Have a sober operator – Don’t boat under the influence. Alcohol affects judgment, vision, balance and coordination. The marine environment – motion, vibration, engine noise, sun, wind and spray accelerates a drinker’s impairment; and decreases coordination, judgment and reaction time.
File a “float plan” with a family member or friend who is not boating with you and stick to the plan. The world’s only lifesaving device on paper can assist the Coast Guard with a search if you are in distress.
Wear a Coast Guard approved life jacket or personal floatation device at all times. The law requires you to have them on board, but the Coast Guard recommends you wear them at all times. The worst time to look for a life jacket is when you are already in distress.
Have a marine-band radio. If you are in distress the Coast Guard can be reached on marine-band channel 16, the distress channel. Use of a cell phone could provide rescuers with a false location of your vessel.

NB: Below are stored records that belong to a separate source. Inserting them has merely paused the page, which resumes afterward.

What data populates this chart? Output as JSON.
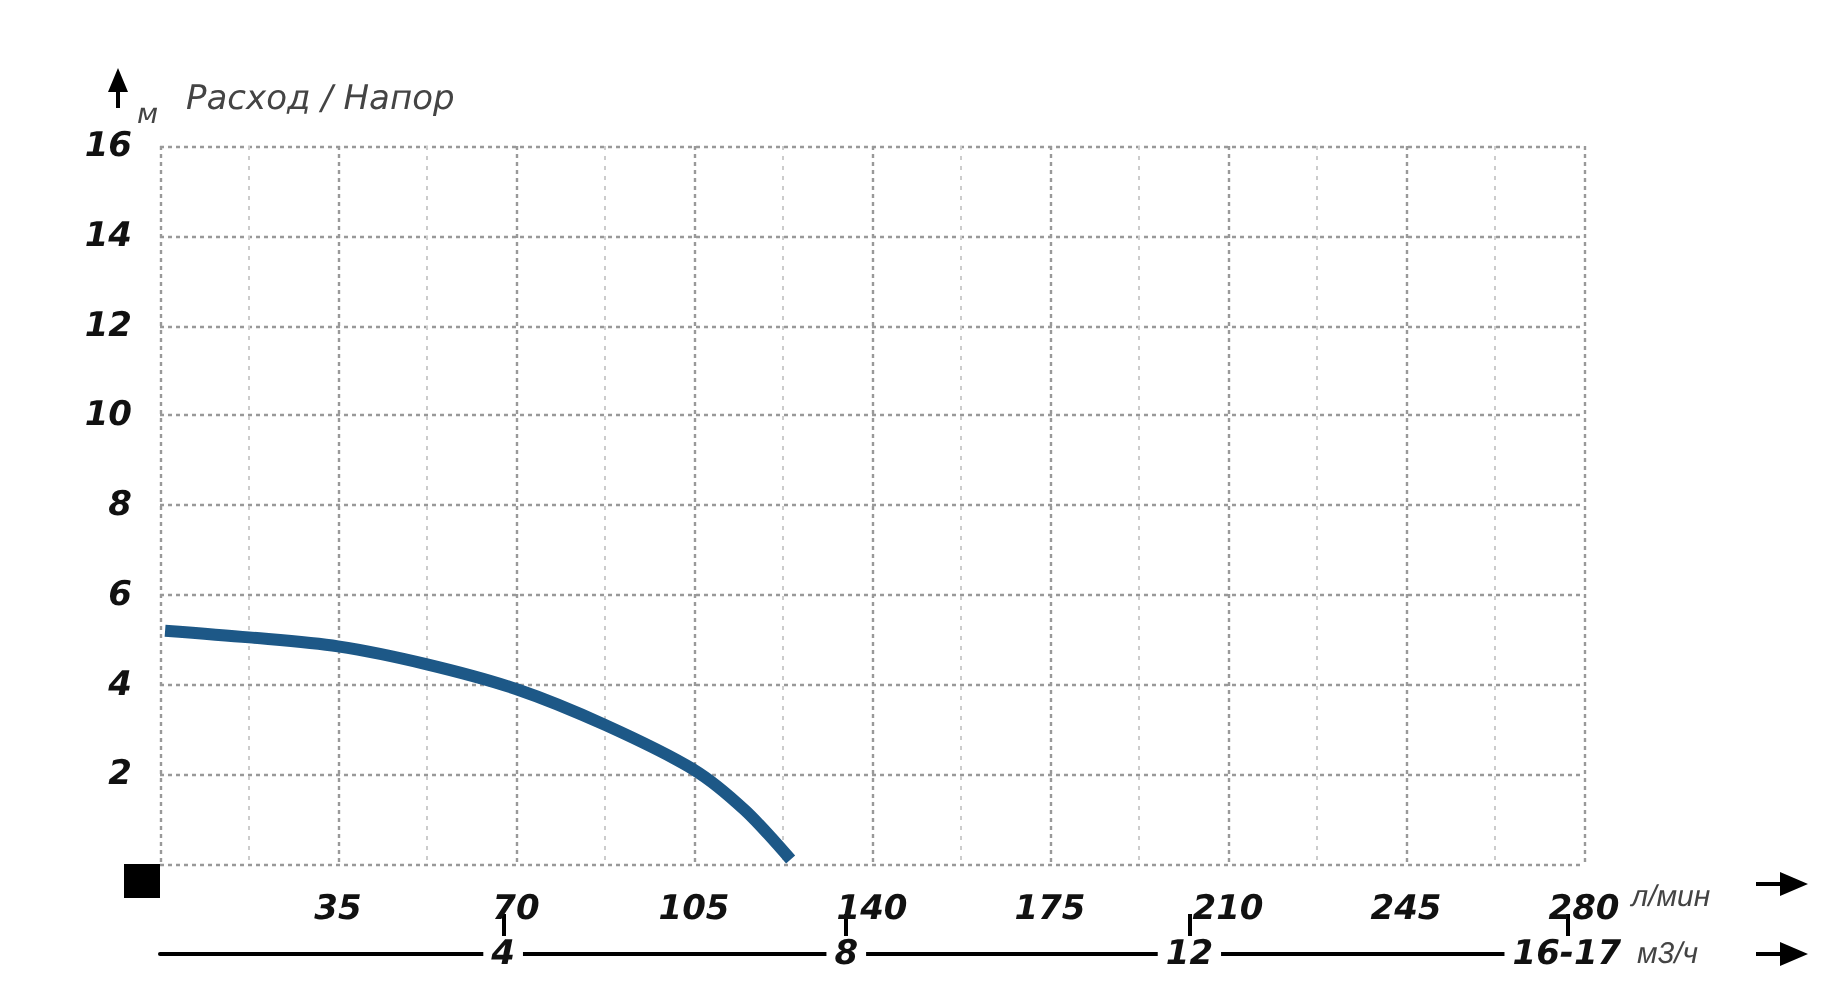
{
  "chart_data": {
    "type": "line",
    "title": "Расход / Напор",
    "ylabel": "м",
    "xlabel": "л/мин",
    "x2label": "м3/ч",
    "x": [
      1,
      17.5,
      35,
      52.5,
      70,
      87.5,
      105,
      115,
      124
    ],
    "series": [
      {
        "color": "#1d5887",
        "values": [
          5.2,
          5.05,
          4.85,
          4.45,
          3.9,
          3.1,
          2.1,
          1.2,
          0.1
        ]
      }
    ],
    "xlim": [
      0,
      280
    ],
    "xticks": [
      35,
      70,
      105,
      140,
      175,
      210,
      245,
      280
    ],
    "ylim": [
      0,
      16
    ],
    "yticks": [
      2,
      4,
      6,
      8,
      10,
      12,
      14,
      16
    ],
    "x2lim": [
      0,
      16.6
    ],
    "x2ticks": [
      4,
      8,
      12,
      {
        "value": 16.4,
        "label": "16-17"
      }
    ],
    "grid": true,
    "marker": "none",
    "line_style": "solid"
  }
}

Boaters should be vigilant and keep an eye out for their fellow mariners and anything that looks unusual on the water. “If you see something…say something.” Suspicious activity can be reported to the America’s Waterways Watch at 877-24WATCH, or your local Coast Guard station.
Get a vessel safety check or take a boating safety course. Both are conducted by the U.S. Coast Guard Auxiliary and/or the U.S. Power Squadron, and will prepare your vessel for the boating season and educate the boat operator.